O domingo tinha acordado chuvoso. Dia frio o suficiente. Um vento irritante, numa teima de quem pode e manda, fazia dançar a rama das laranjeiras de laranja amarga que se lembraram de plantar ao longo dos passeios. Fevereiro não tem por costume ser um mês ameno.
A campainha tocou. «Quem será?», pensei. Espreitei pelo ralo da porta. Vi apenas o cimo de uma cabeça, sinal de que o visitante era de estatura pequena. Não me enganei. Na minha frente estava uma criança. Uma menina. Olhos grandes de um azul pardo a fitarem-me embaraçados e um pouco temerosos: «A senhora precisa de mulher-a-dias?» Ouvi-lhe a voz quase de repelão, rápida e trémula, sem me dar tempo de lhe perguntar ao que vinha.
«Mulher?! Mulher aquela criança que não aparentava mais do que uns onze anos de idade?!» Não consegui responder. Entre as ombreiras da porta, agora era eu, de olhar embaraçado, que lhe mirava o rosto magro, os cabelos loiros, húmidos da chuva, e as roupas gastas que lhe vestiam o roer do frio no corpo franzino.
Disse-me chamar-se Filomena. Tinha treze anos (quem diria?!). Na escola andou até à terceira classe. Não continuou. Não pôde. O pai morreu no trabalho. Caiu de um andaime, numa obra. Além dela, a mãe ficou com mais quatro filhos; tinha quatro irmãos, todos rapazes. «Somos muitos, temos que fazer pela vida…», acrescentou, num encolher de ombros, entre resignado e triste.
Enquanto conversávamos a dona Mariana subia a escada. Parou a meio do lance, antes do patamar. Olhou a menina. E logo a pergunta, entre surpresa e curiosa: «Tu não és a Filomena? Não foste minha aluna?» E a resposta: «Sou sim, minha senhora. Fui sim minha senhora.» Confirmação dada a custo, voz sumida, ar envergonhado de quem, apanhado em falta, deseja enfiar-se num buraco, olhos presos na ponta das botas largas e velhas, mãos nervosas a rodar nos dedos o cabo do chapéu-de-chuva de cor vermelho vivo – como se a pobreza fosse um crime.
A professora subiu o resto dos degraus. Nova pergunta, desnecessária: «E o que andas tu a fazer por aqui?» Nova resposta: «À procura de trabalho.» Dona Mariana abanou a cabeça. Entrou em casa, mas não fechou a porta. Reapareceu com alguns pedaços de pão e uma laranja. «Toma lá.» Disse, e estendeu a oferta à Filomena.
Fiquei de novo a sós com ela. A minha filha era um pouco mais velha. Havia sempre roupas que deixava de vestir. Arranjei dois sacos. Meti neles o que pude. «Não são muito pesados?», que não, não eram, podia bem com eles. «Afinal, onde moras, Filomena?» Precisava da informação. Explicou-me. Lá para o «choupal», passando a Formigueira, depois da ponte. Prometi procurá-la, enquanto ela descia as escadas. «Os meus irmãos vão ficar contentes.» foram as suas últimas palavras.
Passou algum tempo. Sem custo consegui localizar o local onde morava. Um amontoado de casas, onde a privacidade de cada um era apenas a de um passo entre uma e outra porta. As cores das tintas demasiado garridas, desajustadas. Um mural de desencanto a vestir o labirinto das paredes mal rebocadas.
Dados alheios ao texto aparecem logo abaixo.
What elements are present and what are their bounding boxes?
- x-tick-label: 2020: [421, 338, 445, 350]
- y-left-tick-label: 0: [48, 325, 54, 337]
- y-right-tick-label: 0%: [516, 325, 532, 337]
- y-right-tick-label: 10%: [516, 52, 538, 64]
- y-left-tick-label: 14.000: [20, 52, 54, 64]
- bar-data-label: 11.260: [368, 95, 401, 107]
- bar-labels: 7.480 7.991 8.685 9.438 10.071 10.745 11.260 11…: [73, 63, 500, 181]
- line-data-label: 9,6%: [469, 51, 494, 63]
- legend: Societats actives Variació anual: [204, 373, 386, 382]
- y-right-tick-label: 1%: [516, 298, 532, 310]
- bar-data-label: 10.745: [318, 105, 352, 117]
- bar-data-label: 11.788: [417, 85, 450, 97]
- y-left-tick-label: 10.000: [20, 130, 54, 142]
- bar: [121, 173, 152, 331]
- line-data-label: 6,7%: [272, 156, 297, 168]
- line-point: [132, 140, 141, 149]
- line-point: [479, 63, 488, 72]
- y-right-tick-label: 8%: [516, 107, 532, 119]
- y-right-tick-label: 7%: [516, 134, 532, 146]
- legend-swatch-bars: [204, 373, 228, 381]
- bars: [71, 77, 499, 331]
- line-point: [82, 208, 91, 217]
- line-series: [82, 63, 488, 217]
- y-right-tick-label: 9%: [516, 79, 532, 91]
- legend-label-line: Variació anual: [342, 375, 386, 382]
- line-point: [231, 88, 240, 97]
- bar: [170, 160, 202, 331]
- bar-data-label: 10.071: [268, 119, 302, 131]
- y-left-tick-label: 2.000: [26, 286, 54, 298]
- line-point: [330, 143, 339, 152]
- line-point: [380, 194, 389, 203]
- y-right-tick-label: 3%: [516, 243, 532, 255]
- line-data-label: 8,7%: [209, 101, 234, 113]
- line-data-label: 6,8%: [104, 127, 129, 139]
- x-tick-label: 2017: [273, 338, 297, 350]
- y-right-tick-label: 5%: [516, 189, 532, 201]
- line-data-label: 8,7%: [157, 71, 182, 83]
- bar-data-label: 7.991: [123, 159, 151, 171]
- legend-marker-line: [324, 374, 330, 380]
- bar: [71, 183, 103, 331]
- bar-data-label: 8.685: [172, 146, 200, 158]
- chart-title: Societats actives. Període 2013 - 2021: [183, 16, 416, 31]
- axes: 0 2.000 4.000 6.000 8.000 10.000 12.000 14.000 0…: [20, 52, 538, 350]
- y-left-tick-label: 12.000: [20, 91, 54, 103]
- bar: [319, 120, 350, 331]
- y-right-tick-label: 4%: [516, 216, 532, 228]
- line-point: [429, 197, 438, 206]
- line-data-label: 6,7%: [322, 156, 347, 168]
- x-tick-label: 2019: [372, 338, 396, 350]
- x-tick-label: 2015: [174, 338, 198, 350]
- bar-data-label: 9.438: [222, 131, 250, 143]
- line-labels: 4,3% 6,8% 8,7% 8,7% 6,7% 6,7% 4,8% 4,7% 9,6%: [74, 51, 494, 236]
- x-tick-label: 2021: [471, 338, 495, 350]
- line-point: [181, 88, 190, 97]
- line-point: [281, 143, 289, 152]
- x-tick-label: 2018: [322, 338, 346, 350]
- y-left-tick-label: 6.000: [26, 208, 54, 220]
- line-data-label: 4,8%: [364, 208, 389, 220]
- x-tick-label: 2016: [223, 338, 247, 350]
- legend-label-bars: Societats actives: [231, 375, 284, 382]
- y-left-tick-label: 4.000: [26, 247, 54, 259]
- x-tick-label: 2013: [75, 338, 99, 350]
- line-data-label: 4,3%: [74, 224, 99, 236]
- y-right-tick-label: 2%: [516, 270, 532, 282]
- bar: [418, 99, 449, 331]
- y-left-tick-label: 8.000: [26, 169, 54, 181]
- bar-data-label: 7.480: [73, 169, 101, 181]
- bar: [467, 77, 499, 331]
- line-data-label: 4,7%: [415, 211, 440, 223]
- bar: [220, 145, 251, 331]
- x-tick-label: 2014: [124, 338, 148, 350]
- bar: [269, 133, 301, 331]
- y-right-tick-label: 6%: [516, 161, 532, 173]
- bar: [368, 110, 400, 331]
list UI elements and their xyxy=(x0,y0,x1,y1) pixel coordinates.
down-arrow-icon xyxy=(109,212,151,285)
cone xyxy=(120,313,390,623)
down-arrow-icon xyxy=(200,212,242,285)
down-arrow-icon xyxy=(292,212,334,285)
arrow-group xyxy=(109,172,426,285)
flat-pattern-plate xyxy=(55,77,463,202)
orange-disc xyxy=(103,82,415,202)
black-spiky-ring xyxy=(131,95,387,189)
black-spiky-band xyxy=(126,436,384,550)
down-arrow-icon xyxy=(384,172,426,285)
Uma vizinha assomou à estreiteza da janela. Perguntei pela Filomena. «É ali, onde estão aqueles gaiatos à porta.» Informou. Dirigi-me às crianças. Dois rapazinhos de olhos assustadiços, seis, oito anos: «É aqui que mora a Filomena?» Perguntei. Olharam um para o outro. O mais velhito, ar medroso, acabou por dizer: «É.» Insisti: «Ela está?» Que não, não estava. «E a tua mãe?» Também não estava.
A vizinha aproximou-se, numa curiosidade aceitável e natural: «Precisa de alguma coisa?» Sim, precisava de saber da Filomena. «Ah, essa já cá não está!», foi a informação. Completa logo a seguir: «Uma senhora veio buscá-la e levou-a para Lisboa.» Entrei no carro. Voltei para casa.
Ainda hoje penso naquele rosto magro, naqueles cabelos loiros, húmidos de chuva, nos olhos da Filomena, grandes, de um azul pardo, onde apenas cabia o segredo dos seus sonhos mal sonhados. «Uma senhora tinha-a levado para Lisboa». Menos uma boca a comer naquela casa pobre. Para quê indagar junto da mãe?
Ao fim destes anos, não resisto a perguntar: alguém viu a Filomena?